ヘイル、シーザー!のえむえすぷらすのレビュー・感想・評価

ヘイル、シーザー!(2016年製作の映画)
4.9
 過去の映画オマージュ自体は私も知識がない方でしたが、ともかく素晴らしい撮影されているので素直に楽しめる。

 それよりも米のレッドパージ、コミュニスト(共産主義者)のレッテルの威力について認識が必要な映画。
 50年代の米国において冷戦の始まり、ソ連の恐怖は自国しか持っていなかったはずの核兵器開発競争に追いつかれた事でエスカレーションしていた。鏡に映った自国の姿をソ連だと思い込んで、恐怖におびえて攻撃的になっていた頃で、「コミュニスト」というレッテルを貼られてしまうと社会的抹殺されてしまう時代だった。この作品はそのような時代背景の中で「コミュニスト」が立ち上がった!という設定ですが、それに巻き込まれる俳優が現代社会で政治問題にも積極的に関わるジョージ・クルーニーだし、その立ち上がった「コミュニスト」が何者かわかると、ともかく政治絡みの毒っ気の強さには苦笑いするしかない。(彼らの属性をどう選んだかは、この作品があくまで政治的アピールではなくジョークだという事を示すための手段にもなっている。ああ、本当にこのあたりは面倒くさい作品だわ)
 ロッキードが出てくるのは当時のオーバーテクノロジーとしか思えない軍用技術の象徴としてだと思う。高高度飛行するU-2偵察機、マッハ3の実用偵察機(CIA型のA-12オックスカート、のちの空軍型SR-71)などを作ったCIAと米空軍御用達の航空機メーカーというのはシンボルとして引用するのにちょうど良い。
 そんな設定の中でセイラーなチャニング・テイタムが颯爽とダンスを披露して、さらに50〜60年代的な何か、決して実際に存在したものではなく、こんなものだろうと思い込んでいた何かが出てきて乗っていくなんて展開、本当にとんでもないアクの強さなんですが、ちょっと笑えないレベルに達しているところはあったと思う。

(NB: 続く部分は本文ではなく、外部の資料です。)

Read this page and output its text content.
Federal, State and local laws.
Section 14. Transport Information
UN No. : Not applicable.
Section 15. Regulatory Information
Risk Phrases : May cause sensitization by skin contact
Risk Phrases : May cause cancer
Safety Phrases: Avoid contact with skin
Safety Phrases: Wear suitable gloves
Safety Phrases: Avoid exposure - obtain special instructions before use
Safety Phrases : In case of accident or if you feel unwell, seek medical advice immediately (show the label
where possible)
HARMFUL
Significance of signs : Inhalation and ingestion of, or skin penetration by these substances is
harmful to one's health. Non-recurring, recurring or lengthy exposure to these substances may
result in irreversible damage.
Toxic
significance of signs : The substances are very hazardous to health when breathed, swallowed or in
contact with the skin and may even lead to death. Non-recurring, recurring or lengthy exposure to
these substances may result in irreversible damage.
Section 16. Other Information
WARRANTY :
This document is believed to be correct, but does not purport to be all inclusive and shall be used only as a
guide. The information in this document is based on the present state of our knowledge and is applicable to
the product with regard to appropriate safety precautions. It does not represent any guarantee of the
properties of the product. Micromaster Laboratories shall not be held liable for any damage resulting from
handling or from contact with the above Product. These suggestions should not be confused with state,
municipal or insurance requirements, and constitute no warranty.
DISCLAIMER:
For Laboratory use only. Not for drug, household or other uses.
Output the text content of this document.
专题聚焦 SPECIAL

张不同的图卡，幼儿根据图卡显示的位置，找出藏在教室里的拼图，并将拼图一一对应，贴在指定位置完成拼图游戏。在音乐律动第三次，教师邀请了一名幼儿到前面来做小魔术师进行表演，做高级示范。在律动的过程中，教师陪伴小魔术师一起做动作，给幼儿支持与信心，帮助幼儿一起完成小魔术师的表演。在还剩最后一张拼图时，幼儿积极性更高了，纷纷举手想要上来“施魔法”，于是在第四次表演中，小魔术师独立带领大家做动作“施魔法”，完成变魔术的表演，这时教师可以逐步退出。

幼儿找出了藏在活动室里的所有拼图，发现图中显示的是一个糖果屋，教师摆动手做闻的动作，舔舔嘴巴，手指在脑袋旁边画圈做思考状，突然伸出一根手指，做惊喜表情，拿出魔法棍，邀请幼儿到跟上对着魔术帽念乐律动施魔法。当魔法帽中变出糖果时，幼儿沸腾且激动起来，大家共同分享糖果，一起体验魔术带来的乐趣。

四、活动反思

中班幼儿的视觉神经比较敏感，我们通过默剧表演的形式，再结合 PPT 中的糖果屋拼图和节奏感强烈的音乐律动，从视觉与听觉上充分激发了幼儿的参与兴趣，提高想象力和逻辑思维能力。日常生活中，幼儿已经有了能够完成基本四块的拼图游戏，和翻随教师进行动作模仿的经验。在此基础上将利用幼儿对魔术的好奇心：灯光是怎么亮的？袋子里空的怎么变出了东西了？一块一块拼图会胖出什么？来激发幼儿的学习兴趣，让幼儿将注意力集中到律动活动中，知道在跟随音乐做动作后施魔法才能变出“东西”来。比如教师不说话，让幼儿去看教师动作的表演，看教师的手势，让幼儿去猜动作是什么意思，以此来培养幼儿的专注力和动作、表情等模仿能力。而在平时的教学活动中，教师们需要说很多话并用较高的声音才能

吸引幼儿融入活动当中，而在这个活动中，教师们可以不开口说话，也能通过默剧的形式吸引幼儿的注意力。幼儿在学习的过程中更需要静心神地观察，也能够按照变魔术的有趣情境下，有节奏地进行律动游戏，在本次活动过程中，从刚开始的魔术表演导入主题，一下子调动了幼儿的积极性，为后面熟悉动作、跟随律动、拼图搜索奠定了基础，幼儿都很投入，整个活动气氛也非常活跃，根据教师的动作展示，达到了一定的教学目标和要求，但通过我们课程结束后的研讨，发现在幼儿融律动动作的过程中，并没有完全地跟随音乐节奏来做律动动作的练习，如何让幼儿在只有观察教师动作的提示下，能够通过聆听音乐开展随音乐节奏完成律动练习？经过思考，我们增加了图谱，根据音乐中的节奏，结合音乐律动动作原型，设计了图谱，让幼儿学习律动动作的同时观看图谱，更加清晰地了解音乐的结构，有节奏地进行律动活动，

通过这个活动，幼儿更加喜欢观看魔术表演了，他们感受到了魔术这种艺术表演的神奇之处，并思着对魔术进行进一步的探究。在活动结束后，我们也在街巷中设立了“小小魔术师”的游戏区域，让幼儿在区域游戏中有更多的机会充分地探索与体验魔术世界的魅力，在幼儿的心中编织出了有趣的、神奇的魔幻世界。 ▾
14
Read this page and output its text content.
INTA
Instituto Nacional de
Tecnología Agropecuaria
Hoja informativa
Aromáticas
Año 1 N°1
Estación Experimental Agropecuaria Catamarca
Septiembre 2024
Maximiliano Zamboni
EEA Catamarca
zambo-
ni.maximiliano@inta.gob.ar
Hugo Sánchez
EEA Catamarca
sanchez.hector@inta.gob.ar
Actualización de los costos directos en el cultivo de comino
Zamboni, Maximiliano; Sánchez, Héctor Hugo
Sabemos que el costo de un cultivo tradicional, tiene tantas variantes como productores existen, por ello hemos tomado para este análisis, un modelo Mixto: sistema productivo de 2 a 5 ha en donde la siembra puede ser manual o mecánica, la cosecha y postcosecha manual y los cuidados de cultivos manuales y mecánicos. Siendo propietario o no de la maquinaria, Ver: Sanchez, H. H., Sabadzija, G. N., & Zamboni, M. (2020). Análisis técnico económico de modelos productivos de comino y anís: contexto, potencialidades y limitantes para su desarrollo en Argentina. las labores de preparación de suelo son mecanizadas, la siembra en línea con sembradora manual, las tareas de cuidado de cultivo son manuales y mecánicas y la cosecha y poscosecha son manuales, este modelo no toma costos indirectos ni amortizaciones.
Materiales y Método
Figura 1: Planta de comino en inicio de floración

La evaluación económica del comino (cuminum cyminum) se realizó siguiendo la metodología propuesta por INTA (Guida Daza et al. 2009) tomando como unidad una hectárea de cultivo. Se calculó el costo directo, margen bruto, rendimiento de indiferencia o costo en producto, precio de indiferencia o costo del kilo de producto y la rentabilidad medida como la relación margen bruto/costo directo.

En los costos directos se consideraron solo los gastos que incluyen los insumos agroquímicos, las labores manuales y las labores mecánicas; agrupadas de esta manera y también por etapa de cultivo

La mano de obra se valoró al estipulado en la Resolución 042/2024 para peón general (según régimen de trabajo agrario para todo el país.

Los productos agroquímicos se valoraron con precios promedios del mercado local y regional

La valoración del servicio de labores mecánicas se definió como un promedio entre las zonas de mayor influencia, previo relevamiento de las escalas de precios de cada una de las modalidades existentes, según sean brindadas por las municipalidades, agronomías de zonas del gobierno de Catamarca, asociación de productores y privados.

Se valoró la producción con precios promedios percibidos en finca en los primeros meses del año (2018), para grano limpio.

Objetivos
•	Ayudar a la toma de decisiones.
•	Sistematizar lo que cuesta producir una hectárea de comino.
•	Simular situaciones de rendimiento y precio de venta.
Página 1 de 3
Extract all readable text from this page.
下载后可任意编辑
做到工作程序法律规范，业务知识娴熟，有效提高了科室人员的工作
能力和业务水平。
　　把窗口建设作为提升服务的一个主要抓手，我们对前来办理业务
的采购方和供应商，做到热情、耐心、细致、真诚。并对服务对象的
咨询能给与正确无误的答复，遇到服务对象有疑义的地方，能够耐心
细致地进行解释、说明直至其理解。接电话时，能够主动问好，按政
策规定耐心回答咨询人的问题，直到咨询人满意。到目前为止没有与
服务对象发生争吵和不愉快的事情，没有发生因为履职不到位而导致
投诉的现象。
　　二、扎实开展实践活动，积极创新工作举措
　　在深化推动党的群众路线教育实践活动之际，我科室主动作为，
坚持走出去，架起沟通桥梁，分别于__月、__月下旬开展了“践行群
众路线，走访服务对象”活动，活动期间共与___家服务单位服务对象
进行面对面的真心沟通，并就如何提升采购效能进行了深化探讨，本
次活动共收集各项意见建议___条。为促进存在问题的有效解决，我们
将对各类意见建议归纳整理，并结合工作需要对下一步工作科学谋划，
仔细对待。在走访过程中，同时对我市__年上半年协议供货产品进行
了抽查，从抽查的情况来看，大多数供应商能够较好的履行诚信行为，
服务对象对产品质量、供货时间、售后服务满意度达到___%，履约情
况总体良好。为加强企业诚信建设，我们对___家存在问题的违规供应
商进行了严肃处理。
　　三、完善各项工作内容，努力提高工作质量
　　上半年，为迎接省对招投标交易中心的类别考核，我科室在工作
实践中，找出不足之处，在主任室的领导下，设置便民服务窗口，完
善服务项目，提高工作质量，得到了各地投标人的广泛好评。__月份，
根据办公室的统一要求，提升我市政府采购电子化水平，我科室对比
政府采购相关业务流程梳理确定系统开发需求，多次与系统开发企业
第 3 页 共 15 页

 ジョシュ・ブローリンのトラブルシューティング無双はしつこいコメディラインで描かれていて微笑ましい。この役は「インヒアレント・ヴァイス」の「パンケーキ」絶叫の刑事役に似たものは感じた。押し寄せる小さなトラブルを片っ端からたたき切っていく様、このあたりはドタバタコメディの連鎖を楽しめるかどうかが本作評価の分かれ目なのかなという気がします。

 ほんと、クルーニーの起用は実にひどい。こんな政治的毒っ気の強いコメディシーンのある役をよく受けたなあ。特に最後の方のブローリンとクルーニーの掛け合いなんて見ていると本当にひどいです。そういう意味で大変風刺の毒が効きすぎた面を持った作品でツイスト効きすぎているところが本作の弱点かなという気はします。

追記:映画中で描かれる「コミュニスト」はアメリカにおけるレッテルとしてのもので、本当の意味での共産主義者を描いてはいない。チャニング・テイタムが乗り込むシーンの意図的なチープ演出(当時の映画の撮影技術に見合った撮り方しかしてない)など考え合わせれば、アメリカの当時の「コミュニスト」レッテルを皮肉ったものと判断するのが妥当だと思いますがどうでしょう?